L'ambasciatore innocente che fece sei mesi "preventivi" a Regina Coeli
Venticinque anni fa l'arresto di Claudio Moreno, travolto dalla cultura del sospetto travestita da presunta lotta all'illegalità
Roma. Dagli eleganti corridoi delle diplomazie sparse per il mondo alle celle fetide, sovraffollate e alienanti di un carcere. Sono trascorsi 25 anni dalla caduta negli inferi di Claudio Moreno, ambasciatore di lungo corso, finito agli inizi degli anni ’90 nel vortice della caccia alle streghe avviata dalla stagione di Mani Pulite.
Quando la cultura del sospetto, travestita da presunta lotta all’illegalità, lo travolge, Moreno ha già alle sue spalle una carriera di alto livello: dal 1976 al 1980 ambasciatore in Mozambico (accreditato anche in Swaziland e Lesotho), i cinque anni successivi in Senegal (accreditato anche in Gambia, Mauritania, Capo Verde e Mali), poi in Tunisia e in seguito in Argentina. Moreno è anche amico e a volte consulente a titolo personale di Bettino Craxi per la politica internazionale. Tanto basta, forse, per far scattare la macchina infernale del populismo giudiziario.
Nel marzo del 1993 un magistrato lo convoca come persona informata dei fatti su un’indagine riguardante i programmi di cooperazione allo sviluppo. Moreno rientra prontamente a Roma da Buenos Aires e senza neppure ricevere un avviso di garanzia viene arrestato e trasferito nel carcere di Regina Coeli, dove rimarrà sei mesi. Una storia finita poi bene (le accuse nei suoi confronti si scioglieranno come neve al sole, portando ben 14 anni dopo alla sua assoluzione e consentendogli comunque nel frattempo di ottenere una completa riabilitazione e la nomina a nuovi prestigiosi incarichi, come la presidenza del Comitato per i diritti umani), ma che ha lasciato nella vita del diplomatico segni indelebili, ora da lui stesso raccontati in un libro: “Un ambasciatore a Regina Coeli” (Editori Riuniti).
Il libro ripercorre il viaggio dell’ambasciatore nel girone dantesco del carcere italiano. “Il paradosso della carcerazione – scrive Moreno – vuole che proprio colui che dovrebbe avere la più chiara ed equilibrata idea della durezza del castigo imposto con la detenzione preventiva e cioè il magistrato inquirente ignora per lo più le drammatiche condizioni delle carceri italiane. Questo magistrato non ha forse mai conosciuto in vita sua la sordida condizione di un carcere circondariale, con la sua sporcizia, insalubrità e promiscuità.

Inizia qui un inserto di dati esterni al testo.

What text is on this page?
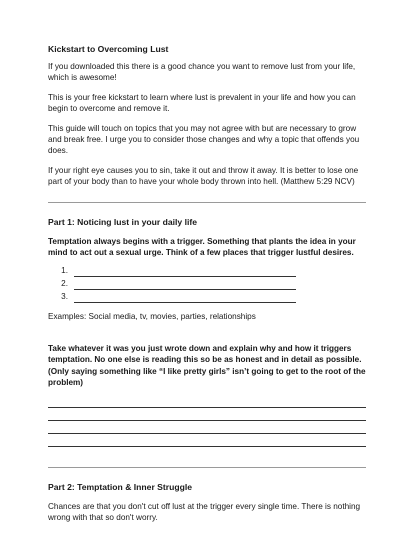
Kickstart to Overcoming Lust

If you downloaded this there is a good chance you want to remove lust from your life, which is awesome!

This is your free kickstart to learn where lust is prevalent in your life and how you can begin to overcome and remove it.

This guide will touch on topics that you may not agree with but are necessary to grow and break free. I urge you to consider those changes and why a topic that offends you does.

If your right eye causes you to sin, take it out and throw it away. It is better to lose one part of your body than to have your whole body thrown into hell. (Matthew 5:29 NCV)

Part 1: Noticing lust in your daily life
Temptation always begins with a trigger. Something that plants the idea in your mind to act out a sexual urge. Think of a few places that trigger lustful desires.
1.
2.
3.

Examples: Social media, tv, movies, parties, relationships

Take whatever it was you just wrote down and explain why and how it triggers temptation. No one else is reading this so be as honest and in detail as possible. (Only saying something like “I like pretty girls” isn’t going to get to the root of the problem)
Part 2: Temptation & Inner Struggle

Chances are that you don't cut off lust at the trigger every single time. There is nothing wrong with that so don't worry.
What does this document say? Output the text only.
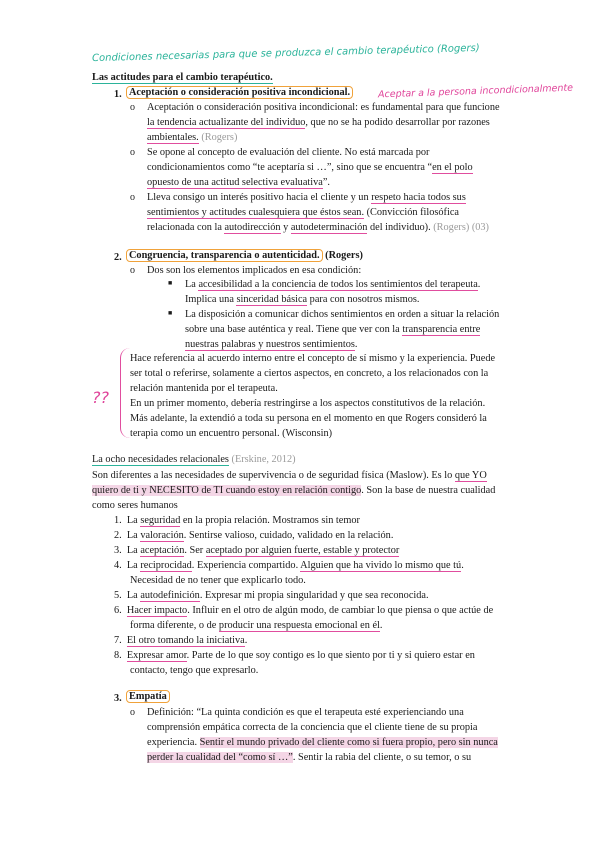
Condiciones necesarias para que se produzca el cambio terapéutico (Rogers)
Aceptar a la persona incondicionalmente
??
Las actitudes para el cambio terapéutico.
1. Aceptación o consideración positiva incondicional.
o Aceptación o consideración positiva incondicional: es fundamental para que funcione
la tendencia actualizante del individuo, que no se ha podido desarrollar por razones
ambientales. (Rogers)
o Se opone al concepto de evaluación del cliente. No está marcada por
condicionamientos como “te aceptaría si …”, sino que se encuentra “en el polo
opuesto de una actitud selectiva evaluativa”.
o Lleva consigo un interés positivo hacia el cliente y un respeto hacia todos sus
sentimientos y actitudes cualesquiera que éstos sean. (Convicción filosófica
relacionada con la autodirección y autodeterminación del individuo). (Rogers) (03)
2. Congruencia, transparencia o autenticidad. (Rogers)
o Dos son los elementos implicados en esa condición:
■ La accesibilidad a la conciencia de todos los sentimientos del terapeuta.
Implica una sinceridad básica para con nosotros mismos.
■ La disposición a comunicar dichos sentimientos en orden a situar la relación
sobre una base auténtica y real. Tiene que ver con la transparencia entre
nuestras palabras y nuestros sentimientos.
Hace referencia al acuerdo interno entre el concepto de sí mismo y la experiencia. Puede
ser total o referirse, solamente a ciertos aspectos, en concreto, a los relacionados con la
relación mantenida por el terapeuta.
En un primer momento, debería restringirse a los aspectos constitutivos de la relación.
Más adelante, la extendió a toda su persona en el momento en que Rogers consideró la
terapia como un encuentro personal. (Wisconsin)
La ocho necesidades relacionales (Erskine, 2012)
Son diferentes a las necesidades de supervivencia o de seguridad física (Maslow). Es lo que YO
quiero de ti y NECESITO de TI cuando estoy en relación contigo. Son la base de nuestra cualidad
como seres humanos
1. La seguridad en la propia relación. Mostramos sin temor
2. La valoración. Sentirse valioso, cuidado, validado en la relación.
3. La aceptación. Ser aceptado por alguien fuerte, estable y protector
4. La reciprocidad. Experiencia compartido. Alguien que ha vivido lo mismo que tú.
Necesidad de no tener que explicarlo todo.
5. La autodefinición. Expresar mi propia singularidad y que sea reconocida.
6. Hacer impacto. Influir en el otro de algún modo, de cambiar lo que piensa o que actúe de
forma diferente, o de producir una respuesta emocional en él.
7. El otro tomando la iniciativa.
8. Expresar amor. Parte de lo que soy contigo es lo que siento por ti y si quiero estar en
contacto, tengo que expresarlo.
3. Empatía
o Definición: “La quinta condición es que el terapeuta esté experienciando una
comprensión empática correcta de la conciencia que el cliente tiene de su propia
experiencia. Sentir el mundo privado del cliente como si fuera propio, pero sin nunca
perder la cualidad del “como sí …”. Sentir la rabia del cliente, o su temor, o su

Con il suo clima di violenza e di disperazione che è la negazione di quello che dovrebbe essere il fine precipuo e principale della pena: la riabilitazione e il recupero sociale e morale del detenuto prescritto dall’articolo 27 della Costituzione”.
Una tortura resa ancor più ingiustificata dal suo utilizzo in via cautelare, quando la persona gettata gettata in carcere è ancora in attesa di giudizio. E non ci si può stupire, scrive ancora Moreno, che “in alcuni casi il magistrato possa apparire di sfruttare cinicamente questa enorme pressione che in ultima analisi è illegale e sproporzionata perché può pregiudicare – in quanto atroce e contraria a ogni concetto di equo castigo – l’equilibrio psicofisico di chi ne sia vittima”.
E’ in questo clima che l’ambasciatore racconta con minuziose descrizioni, valorizzate anche dall’uso del linguaggio carcerario, ogni aspetto della vita quotidiana in un penitenziario. Dall’esperienza degradante dell’isolamento ai conflitti in cella, dagli espedienti messi in atto dai detenuti per compiere le attività più comuni alle “evasioni” rappresentate dal lavoro in carcere o da una partita di calcetto, per finire con le tecniche utilizzate dai detenuti per togliersi la vita (c’è chi si impicca, ma anche chi decide di ingerire cocktail letali a base di pezzi di vetro, lamette e chiodi).
Ed è qui, tra il vomito dei tossici in crisi, le imprecazioni dei nuovi arrivati e gli occhi spiritati di quelli che da tempo soggiornano in cella, che l’animo dell’ambasciatore è colpito da semplici gesti di umana solidarietà espressi dai propri compagni di sventura: “Mi sorprende e mi resterà impressa quella mano tesa con un piatto fumante di spaghetti poco conditi ma al dente che mi viene offerto come benvenuto all’inferno”.